Typically, credit-rating agencies have access to information that you, as an investor, don't. They're permitted to peer under the hood of complex derivatives and they are paid to take a close look at the balance sheets of companies that get little scrutiny and whose finances might be difficult to understand.

They don't always do a great job analyzing this information -- see the 2008 financial crisis, which they and their brethren are partly responsible for -- but it's core to their basic business model, which is assessing and summarizing the creditworthiness of entities that investors don't have the time or access to understand themselves.

But Moody's doesn't have access to secret documents about the budget of the United States of America. They don't know hidden facts about the country's finances, or the willingness of the two political parties to come to a deficit-reduction deal. Moreover, the finances of the United States are better known and more widely discussed than the finances of any country or corporation in the entire world. Moody's has no particular comparative advantage here. Its assessment of the federal government's solvency is no more credible than the assessments made every day by think tanks, pundits, academics, reporters, politicians, and dozens of others. But that doesn't mean it's wrong.

Moody's warning is simple: "Budget negotiations during the 2013 Congressional legislative session will likely determine the direction of the US government's Aaa rating," the agency said in a statement. "If those negotiations lead to specific policies that produce a stabilization and then downward trend in the ratio of federal debt to GDP over the medium term," then the U.S. will keep its Aaa credit rating. If those negotiations fail, it will probably be knocked down by one notch.

And why shouldn't it be?
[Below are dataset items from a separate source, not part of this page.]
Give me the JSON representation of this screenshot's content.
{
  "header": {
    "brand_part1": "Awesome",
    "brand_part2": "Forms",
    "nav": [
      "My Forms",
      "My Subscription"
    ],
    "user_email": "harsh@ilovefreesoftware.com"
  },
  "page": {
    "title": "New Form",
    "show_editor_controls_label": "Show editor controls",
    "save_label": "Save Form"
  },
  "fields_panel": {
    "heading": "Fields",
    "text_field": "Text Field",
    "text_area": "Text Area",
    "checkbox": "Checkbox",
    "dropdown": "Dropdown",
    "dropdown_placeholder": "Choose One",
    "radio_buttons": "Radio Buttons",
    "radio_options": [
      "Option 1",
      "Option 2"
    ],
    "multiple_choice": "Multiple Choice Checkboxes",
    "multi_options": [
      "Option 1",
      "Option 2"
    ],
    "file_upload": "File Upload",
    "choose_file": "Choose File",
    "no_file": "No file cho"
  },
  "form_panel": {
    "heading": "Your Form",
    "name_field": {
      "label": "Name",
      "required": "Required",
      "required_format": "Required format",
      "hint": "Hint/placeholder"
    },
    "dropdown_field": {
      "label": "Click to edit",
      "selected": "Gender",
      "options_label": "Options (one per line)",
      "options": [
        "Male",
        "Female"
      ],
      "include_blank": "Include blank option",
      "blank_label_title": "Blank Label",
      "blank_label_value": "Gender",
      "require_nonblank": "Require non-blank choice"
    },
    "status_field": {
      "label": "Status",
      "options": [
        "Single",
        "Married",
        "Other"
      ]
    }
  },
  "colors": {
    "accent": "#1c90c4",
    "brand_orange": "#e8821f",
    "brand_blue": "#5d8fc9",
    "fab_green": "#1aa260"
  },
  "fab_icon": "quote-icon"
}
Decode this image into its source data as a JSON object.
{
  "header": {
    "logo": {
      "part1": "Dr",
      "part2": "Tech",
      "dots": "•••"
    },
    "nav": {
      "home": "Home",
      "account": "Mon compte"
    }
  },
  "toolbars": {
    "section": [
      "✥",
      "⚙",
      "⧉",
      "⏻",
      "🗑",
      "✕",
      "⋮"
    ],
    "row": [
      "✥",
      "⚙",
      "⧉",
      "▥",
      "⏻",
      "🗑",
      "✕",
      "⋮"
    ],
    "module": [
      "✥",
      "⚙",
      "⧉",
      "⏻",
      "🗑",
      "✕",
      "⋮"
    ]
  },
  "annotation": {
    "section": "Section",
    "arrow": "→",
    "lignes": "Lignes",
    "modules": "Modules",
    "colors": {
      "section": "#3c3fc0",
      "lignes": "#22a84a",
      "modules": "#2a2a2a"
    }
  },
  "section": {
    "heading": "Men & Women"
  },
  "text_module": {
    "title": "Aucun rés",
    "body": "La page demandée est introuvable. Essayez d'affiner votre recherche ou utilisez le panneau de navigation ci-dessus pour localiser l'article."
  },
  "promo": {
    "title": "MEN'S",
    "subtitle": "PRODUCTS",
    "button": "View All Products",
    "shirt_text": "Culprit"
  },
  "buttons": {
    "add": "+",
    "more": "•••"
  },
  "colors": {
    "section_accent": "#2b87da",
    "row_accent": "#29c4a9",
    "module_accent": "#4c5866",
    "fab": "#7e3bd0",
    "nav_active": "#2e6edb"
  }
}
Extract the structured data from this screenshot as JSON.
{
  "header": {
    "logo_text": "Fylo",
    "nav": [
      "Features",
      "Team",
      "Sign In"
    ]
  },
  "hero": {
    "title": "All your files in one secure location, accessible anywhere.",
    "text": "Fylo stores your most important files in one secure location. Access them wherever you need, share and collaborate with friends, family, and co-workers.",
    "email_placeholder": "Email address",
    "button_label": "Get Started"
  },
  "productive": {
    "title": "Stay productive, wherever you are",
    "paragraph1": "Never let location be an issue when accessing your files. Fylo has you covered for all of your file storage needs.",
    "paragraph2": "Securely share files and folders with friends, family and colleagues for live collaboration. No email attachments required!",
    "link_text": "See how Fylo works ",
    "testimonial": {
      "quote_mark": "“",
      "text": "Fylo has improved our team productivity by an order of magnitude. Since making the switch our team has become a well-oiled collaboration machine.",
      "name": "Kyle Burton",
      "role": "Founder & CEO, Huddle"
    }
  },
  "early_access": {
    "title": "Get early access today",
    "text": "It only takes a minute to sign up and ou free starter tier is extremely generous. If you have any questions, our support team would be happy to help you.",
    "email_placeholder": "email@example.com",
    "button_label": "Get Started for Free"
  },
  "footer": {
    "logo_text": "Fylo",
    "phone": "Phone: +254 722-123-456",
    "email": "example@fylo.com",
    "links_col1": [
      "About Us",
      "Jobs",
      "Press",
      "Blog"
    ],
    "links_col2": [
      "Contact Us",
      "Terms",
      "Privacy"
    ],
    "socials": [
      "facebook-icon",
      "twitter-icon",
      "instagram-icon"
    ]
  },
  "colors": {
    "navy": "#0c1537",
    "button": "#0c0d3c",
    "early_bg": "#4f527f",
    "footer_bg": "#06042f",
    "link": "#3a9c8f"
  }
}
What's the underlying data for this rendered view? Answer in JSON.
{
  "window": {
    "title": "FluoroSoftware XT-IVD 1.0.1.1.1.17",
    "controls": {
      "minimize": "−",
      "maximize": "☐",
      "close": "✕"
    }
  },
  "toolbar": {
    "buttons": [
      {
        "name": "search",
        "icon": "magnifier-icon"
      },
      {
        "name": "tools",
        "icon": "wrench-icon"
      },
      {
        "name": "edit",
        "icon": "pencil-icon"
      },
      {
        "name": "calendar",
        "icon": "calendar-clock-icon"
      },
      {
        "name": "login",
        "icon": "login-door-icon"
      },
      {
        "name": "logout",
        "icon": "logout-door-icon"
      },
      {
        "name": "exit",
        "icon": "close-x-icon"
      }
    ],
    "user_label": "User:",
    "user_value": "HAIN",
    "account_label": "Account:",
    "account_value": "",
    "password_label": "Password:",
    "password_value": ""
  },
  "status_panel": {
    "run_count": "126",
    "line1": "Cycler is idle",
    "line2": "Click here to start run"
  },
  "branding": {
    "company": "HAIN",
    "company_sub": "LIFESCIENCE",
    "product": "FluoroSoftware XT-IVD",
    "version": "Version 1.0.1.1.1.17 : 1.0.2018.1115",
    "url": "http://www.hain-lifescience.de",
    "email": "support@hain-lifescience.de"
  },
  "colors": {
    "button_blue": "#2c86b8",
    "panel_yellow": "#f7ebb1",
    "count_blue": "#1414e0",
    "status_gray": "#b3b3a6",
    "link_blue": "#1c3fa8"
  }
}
How many times should the American political system be permitted to fail to accomplish its stated aims before we begin concluding that there's something structurally wrong in American politics that needs to be priced into our predictions of how well Washington will manage its budget going forward? How many times should one party in Congress be permitted to threaten that it will force the country to default on debts that it could pay before investors begin wondering whether the United States is as responsible a borrower as they believed it was prior to this kind of continuous brinksmanship?

There tends to be a backlash when credit-ratings agencies take aim at the United States. When Standard & Poor's began threatening a downgrade, Treasury Secretary Tim Geithner snapped that handicapping political debates in Washington was not their "comparative advantage."

He was right about that. But, if anything, the fact that ratings agencies know that American politics isn't their comparative advantage has made them overly cautious when assessing the fiscal prospects of the United States.

Handicapping the American political system is the comparative advantage of congressional scholars Norm Ornstein and Thomas Mann. And their new book on the subject is called, in deference to everyone who doesn't want to believe that the dysfunction in Washington really is something now, "It's Even Worse Than It Looks."

I agree with them. And so insofar as credit-rating agencies like Moody's are wrong about Congress's ability to make responsible fiscal decisions going forward, my worry isn't that they're being overly pessimistic. It's that they still don't understand how bad things have gotten.